2. Vapor infusion: This method involves a modification known as a Carter-head still, equipped with a suspended basket. The basket contains the botanicals and hangs over the surface of the base spirit. When the spirit is heated in the still, ethanol vapors rise into the botanical basket. This step allows the botanicals to release their essential oils into the vapors, which then reliquify, carrying the botanical flavors.

3. Vacuum distillation: Also known as cold distillation, this distillation technique requires a low-pressure vacuum environment, significantly reducing ethanol’s boiling point. Proponents of this method claim that without extreme heat, the flavors from the botanicals remain intact.

Some distillers use steeping and vapor infusion methods to blend each finished product to make a compound gin.

Gin distiller

How Gin Is Made

Gin makers follow a few basic steps to produce gin:

1. Combine the base ingredients. Gin makers will mix dried, prepared grains—like flaked maize and wheat malt—with water and yeast to make a fermentable base. They then heat and stir the mixture (called “gin mash”) to ensure it’s well combined and ready to ferment.

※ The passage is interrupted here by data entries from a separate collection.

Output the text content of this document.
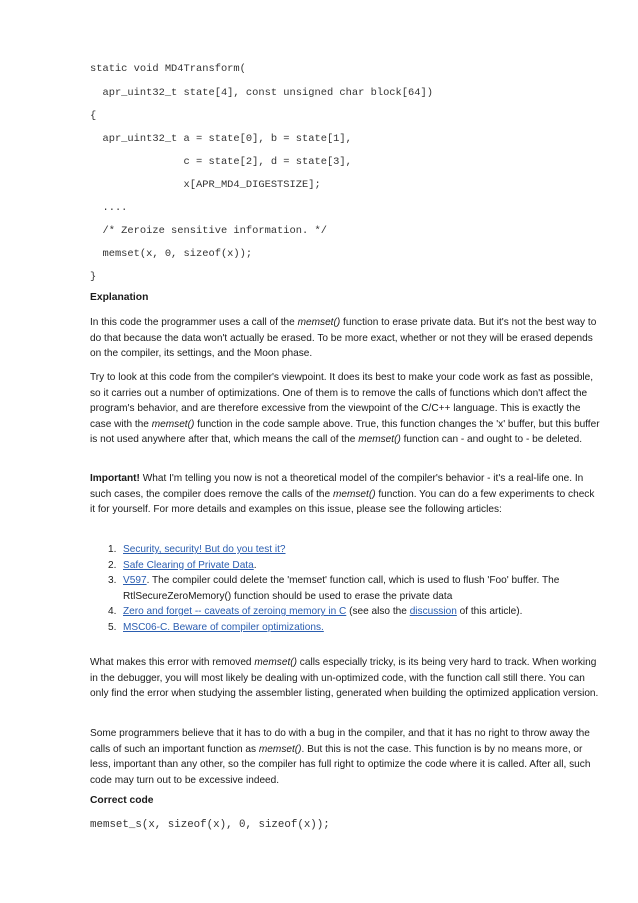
static void MD4Transform(
apr_uint32_t state[4], const unsigned char block[64])
{
apr_uint32_t a = state[0], b = state[1],
c = state[2], d = state[3],
x[APR_MD4_DIGESTSIZE];
....
/* Zeroize sensitive information. */
memset(x, 0, sizeof(x));
}
Explanation

In this code the programmer uses a call of the memset() function to erase private data. But it's not the best way to do that because the data won't actually be erased. To be more exact, whether or not they will be erased depends on the compiler, its settings, and the Moon phase.

Try to look at this code from the compiler's viewpoint. It does its best to make your code work as fast as possible, so it carries out a number of optimizations. One of them is to remove the calls of functions which don't affect the program's behavior, and are therefore excessive from the viewpoint of the C/C++ language. This is exactly the case with the memset() function in the code sample above. True, this function changes the 'x' buffer, but this buffer is not used anywhere after that, which means the call of the memset() function can - and ought to - be deleted.

Important! What I'm telling you now is not a theoretical model of the compiler's behavior - it's a real-life one. In such cases, the compiler does remove the calls of the memset() function. You can do a few experiments to check it for yourself. For more details and examples on this issue, please see the following articles:

1. Security, security! But do you test it?
2. Safe Clearing of Private Data.
3. V597. The compiler could delete the 'memset' function call, which is used to flush 'Foo' buffer. The RtlSecureZeroMemory() function should be used to erase the private data
4. Zero and forget -- caveats of zeroing memory in C (see also the discussion of this article).
5. MSC06-C. Beware of compiler optimizations.

What makes this error with removed memset() calls especially tricky, is its being very hard to track. When working in the debugger, you will most likely be dealing with un-optimized code, with the function call still there. You can only find the error when studying the assembler listing, generated when building the optimized application version.

Some programmers believe that it has to do with a bug in the compiler, and that it has no right to throw away the calls of such an important function as memset(). But this is not the case. This function is by no means more, or less, important than any other, so the compiler has full right to optimize the code where it is called. After all, such code may turn out to be excessive indeed.

Correct code
memset_s(x, sizeof(x), 0, sizeof(x));
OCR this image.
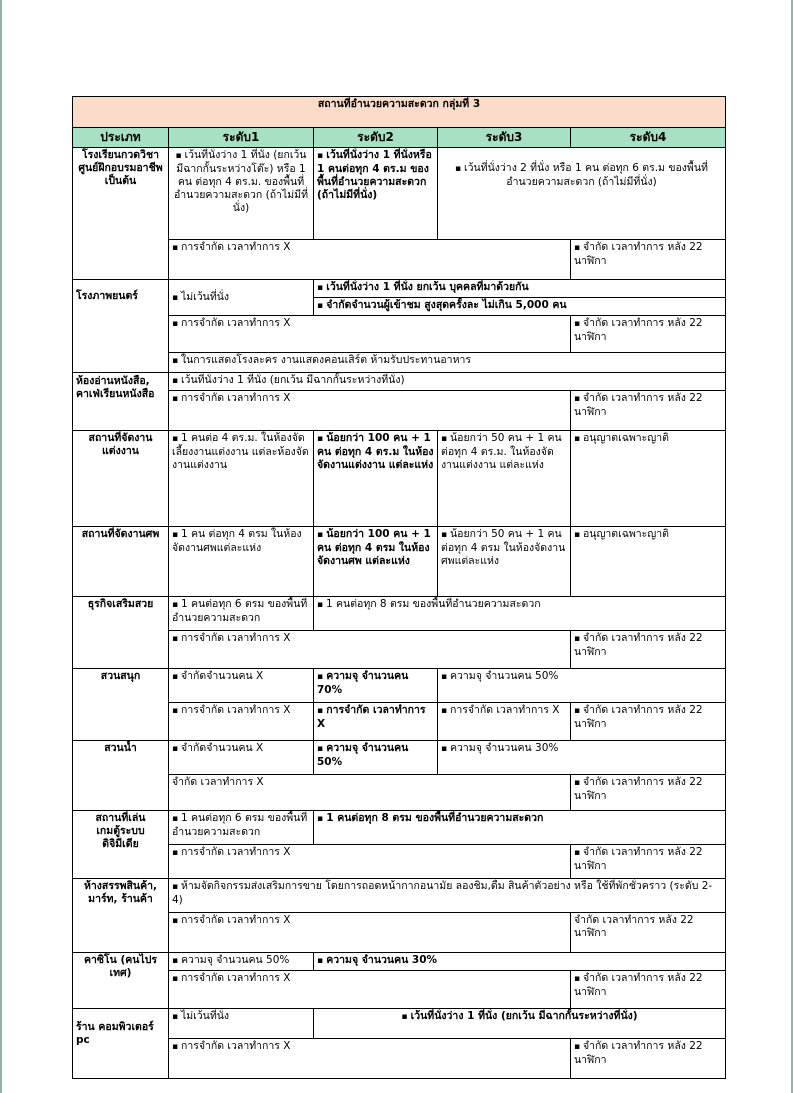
สถานที่อำนวยความสะดวก กลุ่มที่ 3				
ประเภท	ระดับ1	ระดับ2	ระดับ3	ระดับ4
โรงเรียนกวดวิชา ศูนย์ฝึกอบรมอาชีพ เป็นต้น	▪ เว้นที่นั่งว่าง 1 ที่นั่ง (ยกเว้น มีฉากกั้นระหว่างโต๊ะ) หรือ 1 คน ต่อทุก 4 ตร.ม. ของพื้นที่อำนวยความสะดวก (ถ้าไม่มีที่นั่ง)	▪ เว้นที่นั่งว่าง 1 ที่นั่งหรือ 1 คนต่อทุก 4 ตร.ม ของพื้นที่อำนวยความสะดวก (ถ้าไม่มีที่นั่ง)	▪ เว้นที่นั่งว่าง 2 ที่นั่ง หรือ 1 คน ต่อทุก 6 ตร.ม ของพื้นที่อำนวยความสะดวก (ถ้าไม่มีที่นั่ง)
	▪ การจำกัด เวลาทำการ X			▪ จำกัด เวลาทำการ หลัง 22 นาฬิกา
โรงภาพยนตร์	▪ ไม่เว้นที่นั่ง	▪ เว้นที่นั่งว่าง 1 ที่นั่ง ยกเว้น บุคคลที่มาด้วยกัน
		▪ จำกัดจำนวนผู้เข้าชม สูงสุดครั้งละ ไม่เกิน 5,000 คน
	▪ การจำกัด เวลาทำการ X			▪ จำกัด เวลาทำการ หลัง 22 นาฬิกา
	▪ ในการแสดงโรงละคร งานแสดงคอนเสิร์ต ห้ามรับประทานอาหาร
ห้องอ่านหนังสือ, คาเฟ่เรียนหนังสือ	▪ เว้นที่นั่งว่าง 1 ที่นั่ง (ยกเว้น มีฉากกั้นระหว่างที่นั่ง)
	▪ การจำกัด เวลาทำการ X			▪ จำกัด เวลาทำการ หลัง 22 นาฬิกา
สถานที่จัดงานแต่งงาน	▪ 1 คนต่อ 4 ตร.ม. ในห้องจัดเลี้ยงงานแต่งงาน แต่ละห้องจัดงานแต่งงาน	▪ น้อยกว่า 100 คน + 1 คน ต่อทุก 4 ตร.ม ในห้องจัดงานแต่งงาน แต่ละแห่ง	▪ น้อยกว่า 50 คน + 1 คน ต่อทุก 4 ตร.ม. ในห้องจัดงานแต่งงาน แต่ละแห่ง	▪ อนุญาตเฉพาะญาติ
สถานที่จัดงานศพ	▪ 1 คน ต่อทุก 4 ตรม ในห้องจัดงานศพแต่ละแห่ง	▪ น้อยกว่า 100 คน + 1 คน ต่อทุก 4 ตรม ในห้องจัดงานศพ แต่ละแห่ง	▪ น้อยกว่า 50 คน + 1 คน ต่อทุก 4 ตรม ในห้องจัดงานศพแต่ละแห่ง	▪ อนุญาตเฉพาะญาติ
ธุรกิจเสริมสวย	▪ 1 คนต่อทุก 6 ตรม ของพื้นที่อำนวยความสะดวก	▪ 1 คนต่อทุก 8 ตรม ของพื้นที่อำนวยความสะดวก
	▪ การจำกัด เวลาทำการ X			▪ จำกัด เวลาทำการ หลัง 22 นาฬิกา
สวนสนุก	▪ จำกัดจำนวนคน X	▪ ความจุ จำนวนคน 70%	▪ ความจุ จำนวนคน 50%
	▪ การจำกัด เวลาทำการ X	▪ การจำกัด เวลาทำการ X	▪ การจำกัด เวลาทำการ X	▪ จำกัด เวลาทำการ หลัง 22 นาฬิกา
สวนน้ำ	▪ จำกัดจำนวนคน X	▪ ความจุ จำนวนคน 50%	▪ ความจุ จำนวนคน 30%
	จำกัด เวลาทำการ X			▪ จำกัด เวลาทำการ หลัง 22 นาฬิกา

สถานที่เล่น
เกมตู้ระบบ
ดิจิมีเดีย	▪ 1 คนต่อทุก 6 ตรม ของพื้นที่อำนวยความสะดวก	▪ 1 คนต่อทุก 8 ตรม ของพื้นที่อำนวยความสะดวก
	▪ การจำกัด เวลาทำการ X			▪ จำกัด เวลาทำการ หลัง 22 นาฬิกา
ห้างสรรพสินค้า, มาร์ท, ร้านค้า	▪ ห้ามจัดกิจกรรมส่งเสริมการขาย โดยการถอดหน้ากากอนามัย ลองชิม,ดื่ม สินค้าตัวอย่าง หรือ ใช้ที่พักชั่วคราว (ระดับ 2-4)
	▪ การจำกัด เวลาทำการ X			จำกัด เวลาทำการ หลัง 22 นาฬิกา
คาซิโน (คนไปรเทศ)	▪ ความจุ จำนวนคน 50%	▪ ความจุ จำนวนคน 30%
	▪ การจำกัด เวลาทำการ X			▪ จำกัด เวลาทำการ หลัง 22 นาฬิกา
ร้าน คอมพิวเตอร์ pc	▪ ไม่เว้นที่นั่ง	▪ เว้นที่นั่งว่าง 1 ที่นั่ง (ยกเว้น มีฉากกั้นระหว่างที่นั่ง)
	▪ การจำกัด เวลาทำการ X			▪ จำกัด เวลาทำการ หลัง 22 นาฬิกา
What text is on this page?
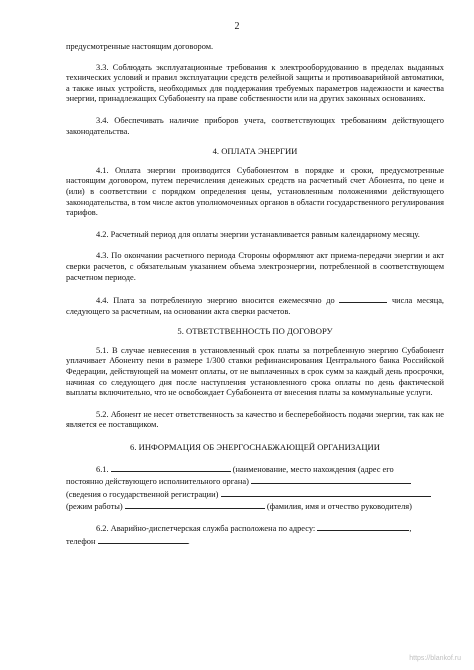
2

предусмотренные настоящим договором.

3.3. Соблюдать эксплуатационные требования к электрооборудованию в пределах выданных технических условий и правил эксплуатации средств релейной защиты и противоаварийной автоматики, а также иных устройств, необходимых для поддержания требуемых параметров надежности и качества энергии, принадлежащих Субабоненту на праве собственности или на других законных основаниях.

3.4. Обеспечивать наличие приборов учета, соответствующих требованиям действующего законодательства.

4. ОПЛАТА ЭНЕРГИИ

4.1. Оплата энергии производится Субабонентом в порядке и сроки, предусмотренные настоящим договором, путем перечисления денежных средств на расчетный счет Абонента, по цене и (или) в соответствии с порядком определения цены, установленным положениями действующего законодательства, в том числе актов уполномоченных органов в области государственного регулирования тарифов.

4.2. Расчетный период для оплаты энергии устанавливается равным календарному месяцу.

4.3. По окончании расчетного периода Стороны оформляют акт приема-передачи энергии и акт сверки расчетов, с обязательным указанием объема электроэнергии, потребленной в соответствующем расчетном периоде.

4.4. Плата за потребленную энергию вносится ежемесячно до	числа месяца, следующего за расчетным, на основании акта сверки расчетов.

5. ОТВЕТСТВЕННОСТЬ ПО ДОГОВОРУ

5.1. В случае невнесения в установленный срок платы за потребленную энергию Субабонент уплачивает Абоненту пени в размере 1/300 ставки рефинансирования Центрального банка Российской Федерации, действующей на момент оплаты, от не выплаченных в срок сумм за каждый день просрочки, начиная со следующего дня после наступления установленного срока оплаты по день фактической выплаты включительно, что не освобождает Субабонента от внесения платы за коммунальные услуги.

5.2. Абонент не несет ответственность за качество и бесперебойность подачи энергии, так как не является ее поставщиком.

6. ИНФОРМАЦИЯ ОБ ЭНЕРГОСНАБЖАЮЩЕЙ ОРГАНИЗАЦИИ

6.1.	(наименование, место нахождения (адрес его

постоянно действующего исполнительного органа)

(сведения о государственной регистрации)

(режим работы)	(фамилия, имя и отчество руководителя)

6.2. Аварийно-диспетчерская служба расположена по адресу:	,

телефон	.

https://blankof.ru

2. Ferment the base. Gin makers then store their base mixture for a specified time—often between one and two weeks—to ferment it fully. During this step, the compounds break down and produce simple, natural alcohol called ethanol.

3. Strain the mixture. Once fermentation is complete, gin makers strain off the liquid from the fermented solids. They’ll discard the solids and use the liquid (ethanol) to make gin.

4. Distill. Distillation is a process that purifies a liquid by heating and vaporizing it, then collecting the vapor as it recondenses into a liquid. The resulting liquid is considered purer (since it leaves many impurities when it evaporates) and more alcoholic. Gin makers take different approaches to distillation—some may distill only once or twice, while others may require distillation and redistillation many times for a more pure result. They may also add botanicals at various stages of the process—some steep their botanicals in ethanol before or between distillings. Others add botanicals during distilling with a special still.

5. Collect and sort the product. The liquid gin makers have after distillation isn’t all the same because as ethanol distills, the resulting liquid changes. The first 35 percent of a distillation results in an ethanol product that contains methanol or acetone and can be highly volatile or toxic—containers of this liquid are called the “foreshots” and the “heads,” and distillers usually throw them out. The following 30 percent contains the “hearts,” the best, most usable product. The final 35 percent are the “tails,” which are impure but can be kept and redistilled for a little more product.

6. Dilute. Once the distillers have their product, they’ll dilute the gin to the desired alcohol content by testing the alcohol by volume (ABV) and gradually adding water. At this step, distillers making gin liqueur may add additional flavorings or sugar to create products like sloe gin, pink gin, or rhubarb gin.

7. Bottle. The final step is the bottling process, wherein gin makers add the final product to labeled bottles.